Hamrouche

MOULOUD HAMROUCHE ROMPT LE SILENCE : «Notre pays a besoin, plus que jamais de discernement»

C’est sa deuxième sortie en date depuis la veille de l’élection présidentielle de 2014 dans lesquelles il a sévèrement critiqué le pouvoir et « son éloignement de la démocratie », selon les propos qu’il a utilisés. Dans une tribune publiée hier sur le quotidien El Watan, l’ancien chef du gouvernement Mouloud Hamrouche, réputé pour être le «réformateur» est sorti de son silence pour parler « des fragilités de gouvernance », de « l’État », de la « la société » et du « rôle de l’Armée ». Dans un contexte que d’aucuns qualifient d’ «opaque» à l’approche d’une phase très décisive pour le pays, la Présidentielle attendue avril prochain notamment, l’ex-candidat à la Présidentielle de 1999 a lancé des avertissements et a invité à « apprendre des erreurs du passé ». Il écrit, « que nos failles, nos erreurs, douleurs et malheurs d’hier, que nos errances post-libération et que nos violences et crises du pouvoir nous aident à tirer le maximum d’enseignements pour le parachèvement de la mise en place de l’État national» lit-on sur une longue contribution publiée par ce quotidien national. Hamrouche a insisté sur « l’instauration d’une gouvernance fondée sur un exercice institutionnalisé des pouvoirs séparés, la garantie de l’existence des contre-pouvoirs, des contrôles et des voies de recours ».

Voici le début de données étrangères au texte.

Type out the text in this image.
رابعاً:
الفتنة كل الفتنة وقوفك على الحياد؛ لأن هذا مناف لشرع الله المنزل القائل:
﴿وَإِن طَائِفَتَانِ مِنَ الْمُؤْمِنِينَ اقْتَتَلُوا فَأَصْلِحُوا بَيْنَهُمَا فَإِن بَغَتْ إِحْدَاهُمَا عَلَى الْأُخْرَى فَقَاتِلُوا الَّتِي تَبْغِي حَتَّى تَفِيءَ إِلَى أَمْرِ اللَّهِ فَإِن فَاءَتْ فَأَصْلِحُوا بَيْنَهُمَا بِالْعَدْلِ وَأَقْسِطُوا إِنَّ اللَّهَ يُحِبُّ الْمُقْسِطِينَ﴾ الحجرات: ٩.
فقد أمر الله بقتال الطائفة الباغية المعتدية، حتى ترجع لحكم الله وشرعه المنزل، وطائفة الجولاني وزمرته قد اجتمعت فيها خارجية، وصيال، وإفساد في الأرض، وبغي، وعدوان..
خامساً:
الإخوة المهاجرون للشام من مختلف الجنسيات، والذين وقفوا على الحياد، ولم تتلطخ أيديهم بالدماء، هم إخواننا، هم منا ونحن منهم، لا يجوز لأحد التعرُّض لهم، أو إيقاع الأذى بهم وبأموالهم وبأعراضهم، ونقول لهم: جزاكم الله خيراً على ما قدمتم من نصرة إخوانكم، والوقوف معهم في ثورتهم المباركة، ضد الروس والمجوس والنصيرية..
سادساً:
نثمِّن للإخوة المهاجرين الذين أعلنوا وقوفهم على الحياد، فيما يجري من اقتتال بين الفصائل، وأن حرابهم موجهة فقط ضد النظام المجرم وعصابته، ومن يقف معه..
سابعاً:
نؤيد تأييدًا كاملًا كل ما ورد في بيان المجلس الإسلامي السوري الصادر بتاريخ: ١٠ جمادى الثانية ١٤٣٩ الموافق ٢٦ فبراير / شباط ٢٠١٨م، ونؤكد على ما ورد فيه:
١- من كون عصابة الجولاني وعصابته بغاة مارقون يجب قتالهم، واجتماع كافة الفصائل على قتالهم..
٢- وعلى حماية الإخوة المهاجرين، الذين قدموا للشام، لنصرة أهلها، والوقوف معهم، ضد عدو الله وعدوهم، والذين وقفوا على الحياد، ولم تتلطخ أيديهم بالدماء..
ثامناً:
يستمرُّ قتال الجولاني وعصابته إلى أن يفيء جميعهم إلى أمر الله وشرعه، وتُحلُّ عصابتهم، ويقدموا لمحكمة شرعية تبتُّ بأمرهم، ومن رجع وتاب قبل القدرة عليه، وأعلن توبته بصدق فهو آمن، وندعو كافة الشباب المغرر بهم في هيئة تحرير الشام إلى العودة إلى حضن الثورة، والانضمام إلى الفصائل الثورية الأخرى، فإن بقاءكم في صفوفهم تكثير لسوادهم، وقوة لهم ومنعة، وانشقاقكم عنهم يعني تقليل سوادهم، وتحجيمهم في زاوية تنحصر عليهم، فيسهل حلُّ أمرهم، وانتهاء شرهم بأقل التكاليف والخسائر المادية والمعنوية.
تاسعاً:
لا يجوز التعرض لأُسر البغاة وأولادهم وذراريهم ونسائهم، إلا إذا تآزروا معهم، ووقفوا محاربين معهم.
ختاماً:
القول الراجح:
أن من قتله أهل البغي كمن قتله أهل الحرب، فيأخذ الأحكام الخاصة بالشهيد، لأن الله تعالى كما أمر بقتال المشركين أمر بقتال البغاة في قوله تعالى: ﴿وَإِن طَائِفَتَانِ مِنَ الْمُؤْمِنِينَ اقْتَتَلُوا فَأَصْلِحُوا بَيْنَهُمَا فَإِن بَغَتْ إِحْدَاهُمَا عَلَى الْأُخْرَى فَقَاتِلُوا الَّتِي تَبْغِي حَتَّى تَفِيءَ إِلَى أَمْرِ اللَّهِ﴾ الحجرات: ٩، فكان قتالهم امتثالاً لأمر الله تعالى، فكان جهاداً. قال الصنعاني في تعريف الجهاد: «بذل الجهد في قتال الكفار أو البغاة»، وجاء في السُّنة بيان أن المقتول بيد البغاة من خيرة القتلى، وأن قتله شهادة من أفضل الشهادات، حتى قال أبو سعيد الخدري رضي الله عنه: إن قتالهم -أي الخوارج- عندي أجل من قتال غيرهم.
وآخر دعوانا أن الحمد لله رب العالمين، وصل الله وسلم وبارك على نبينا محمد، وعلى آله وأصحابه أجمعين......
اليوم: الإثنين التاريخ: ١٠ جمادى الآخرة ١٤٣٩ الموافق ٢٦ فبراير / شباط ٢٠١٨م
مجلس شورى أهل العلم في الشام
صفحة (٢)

Dans cette tribune, Hamrouche a rappelé que le choix fait durant la Révolution algérienne, des fondateurs de l’Organisation Spéciale (OS) et du FLN/ALN, est basé sur la notion de l’État moderne, se basant sur « l’organisation des pouvoirs constitutionnels séparés et par de subtiles articulations des champs et des compétences qu’exerce un Exécutif limité par une durée et un mandat libéré par des électeurs ». Mais « cette profondeur historique revendiquée » par la Révolution algérienne, estime Hamrouche, fait gravement défaut aujourd’hui. « Ces legs et ces fragilités de la gouvernance ont visiblement échappé ou étaient négligés par des gouvernants post-libération nationale», analyse Hamrouche.
« Des expériences plus immédiates d’un demi-siècle dans notre voisinage, pays arabes et autres pays du Sud, ont démontré que tout régime qui ne s’accommode pas d’un ordre national institutionnel, de contre-pouvoirs et surtout de contrôles ne peut pas résister aux conjonctures et aux tempêtes », ni lui, ni son armée, ni son peuple, a-t-il souligné, « faute de volonté souveraine exercée en interne et incarnée par l’État national et une gouvernance comptable», poursuit Hamrouche.
Ce qui le pousse à avancer que « ce sont toutes ces raisons qui font que l’État et la gouvernance nationale sont deux notions et deux problématiques distinctes. » Aujourd’hui, poursuit Hmarouche, « face à ce qui s’apparente à des débuts d’échec dans l’édification de l’État et dans la mise en place des conditions de l’exercice de la gouvernance, le déficit en élites politiques et en de vraies forces d’adhésion, notre pays a besoin plus que jamais de discernement pour faire face aux diverses menaces, peurs, désespoirs et résignations », prévient et suggère au même temps Hamrouche.